Of the six Thalugas protesters Al Jazeera spoke to, four had already been arrested and released. All of them said they had sustained some kind of injury from being beaten by police, shot with nonlethal weapons, while others claim the police are firing live rounds.
But the young men reflect a tiny fraction of the estimated 1,500 people who have been arrested on protest-related charges since the democracy protests began in July last year, according to Thai Lawyers for Human Rights, a legal group that tracks arrests. The group also says that hundreds have been arrested since September alone, largely for the unrest taking place in Din Daeng.
Another 20-year-old protester, who goes by the nickname Tee, explained that the protesters will not stop until their demands are met. He adds that the young men have developed a deep sense of camaraderie, a brotherhood forged through violence and desperate times.
“We fight here everyday,” he said. “We normally start right under that bridge over there,” he says, pointing to an intersection a short distance away that has become the heart of the urban conflict.
Tee said that they tried to protest peacefully for more than a year, but the non-violent approach was not working.
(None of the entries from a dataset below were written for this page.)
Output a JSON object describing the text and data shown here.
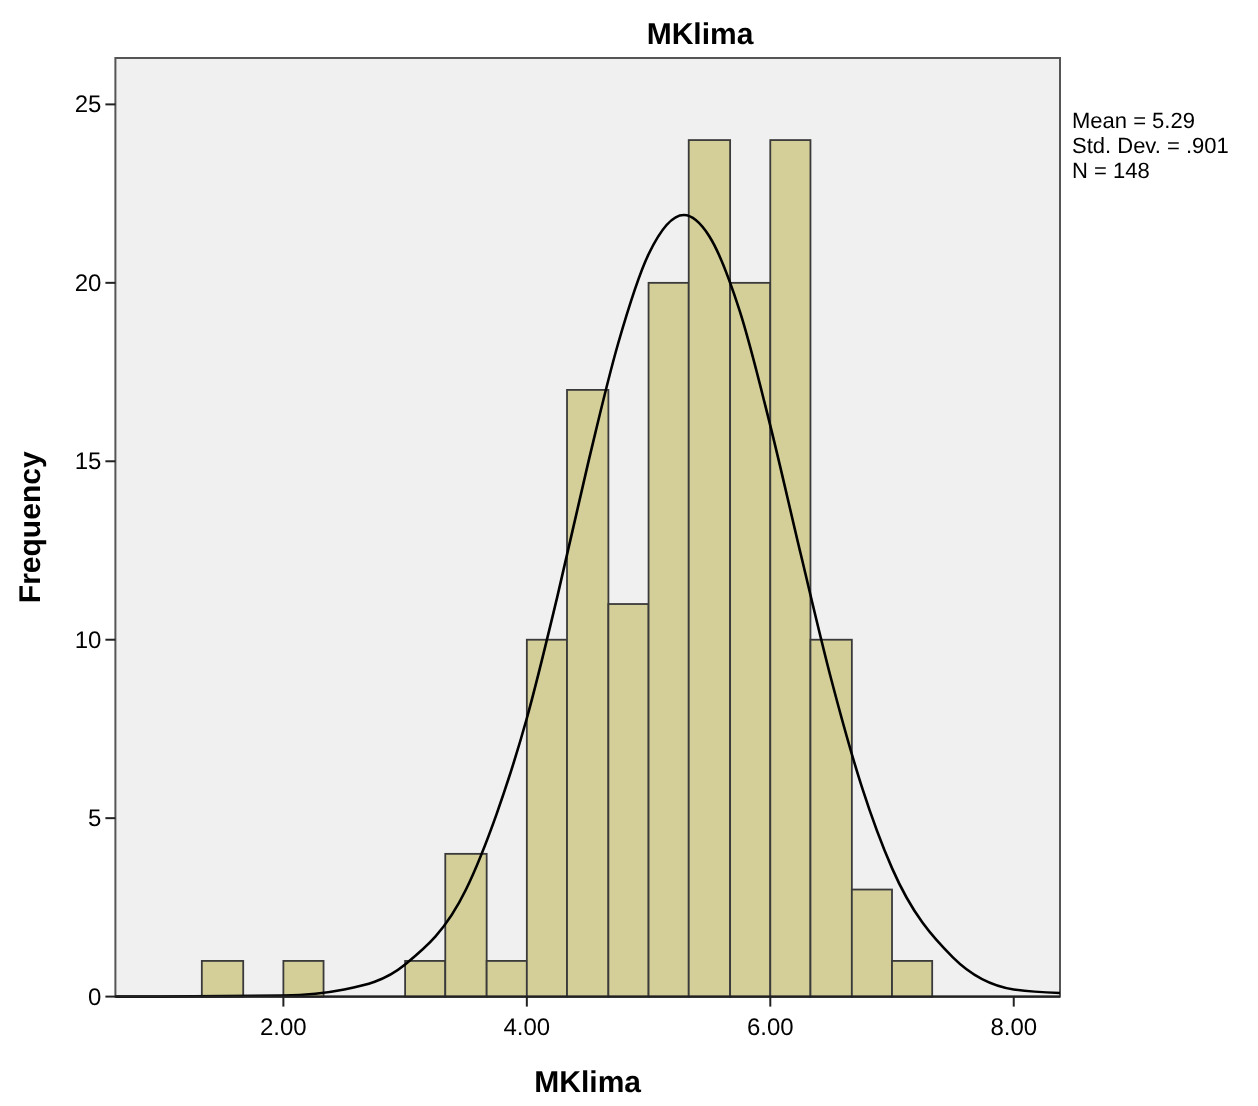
{
  "chart_data": {
    "type": "histogram",
    "title": "MKlima",
    "xlabel": "MKlima",
    "ylabel": "Frequency",
    "annotations": [
      "Mean = 5.29",
      "Std. Dev. = .901",
      "N = 148"
    ],
    "bins": [
      1.33,
      1.67,
      2,
      2.33,
      3,
      3.33,
      3.67,
      4,
      4.33,
      4.67,
      5,
      5.33,
      5.67,
      6,
      6.33,
      6.67,
      7,
      7.33
    ],
    "series": [
      {
        "color": "#d4cf98",
        "values": [
          1,
          0,
          1,
          0,
          1,
          4,
          1,
          10,
          17,
          11,
          20,
          24,
          20,
          24,
          10,
          3,
          1
        ]
      },
      {
        "type": "line",
        "color": "#000000",
        "x": [
          0.62,
          1,
          2,
          2.5,
          3,
          3.5,
          3.75,
          4,
          4.25,
          4.5,
          4.75,
          5,
          5.29,
          5.5,
          5.75,
          6,
          6.25,
          6.5,
          6.75,
          7,
          7.5,
          8,
          8.38
        ],
        "values": [
          0,
          0,
          0.03,
          0.2,
          0.9,
          3,
          5.1,
          7.8,
          11.2,
          14.9,
          18.3,
          20.8,
          21.9,
          21.3,
          19.2,
          16,
          12.4,
          8.9,
          5.9,
          3.6,
          1.1,
          0.2,
          0.1
        ]
      }
    ],
    "xlim": [
      0.62,
      8.38
    ],
    "ylim": [
      0,
      26.3
    ],
    "xticks": [
      {
        "value": 2,
        "label": "2.00"
      },
      {
        "value": 4,
        "label": "4.00"
      },
      {
        "value": 6,
        "label": "6.00"
      },
      {
        "value": 8,
        "label": "8.00"
      }
    ],
    "yticks": [
      0,
      5,
      10,
      15,
      20,
      25
    ],
    "grid": false,
    "marker": "none",
    "line_style": "solid"
  }
}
At the same time, some of the young men are aware that the use of violence carries risks in advancing the wider democracy movement in Thailand.
The clashes have deterred many from joining the protest movement in recent months.
Tee feels it is a luxury to be able to choose to stay home and protest from Twitter or Facebook.
He said his fellow Thalugas work mostly in low-paid jobs as mechanics and food delivery drivers and have seen their incomes halved to an average of about $250 a month because of the pandemic.
“We have nothing else to lose, we’re already at the bottom,” Tee said.
“We can’t let the government ignore us anymore. They must pay attention to us.”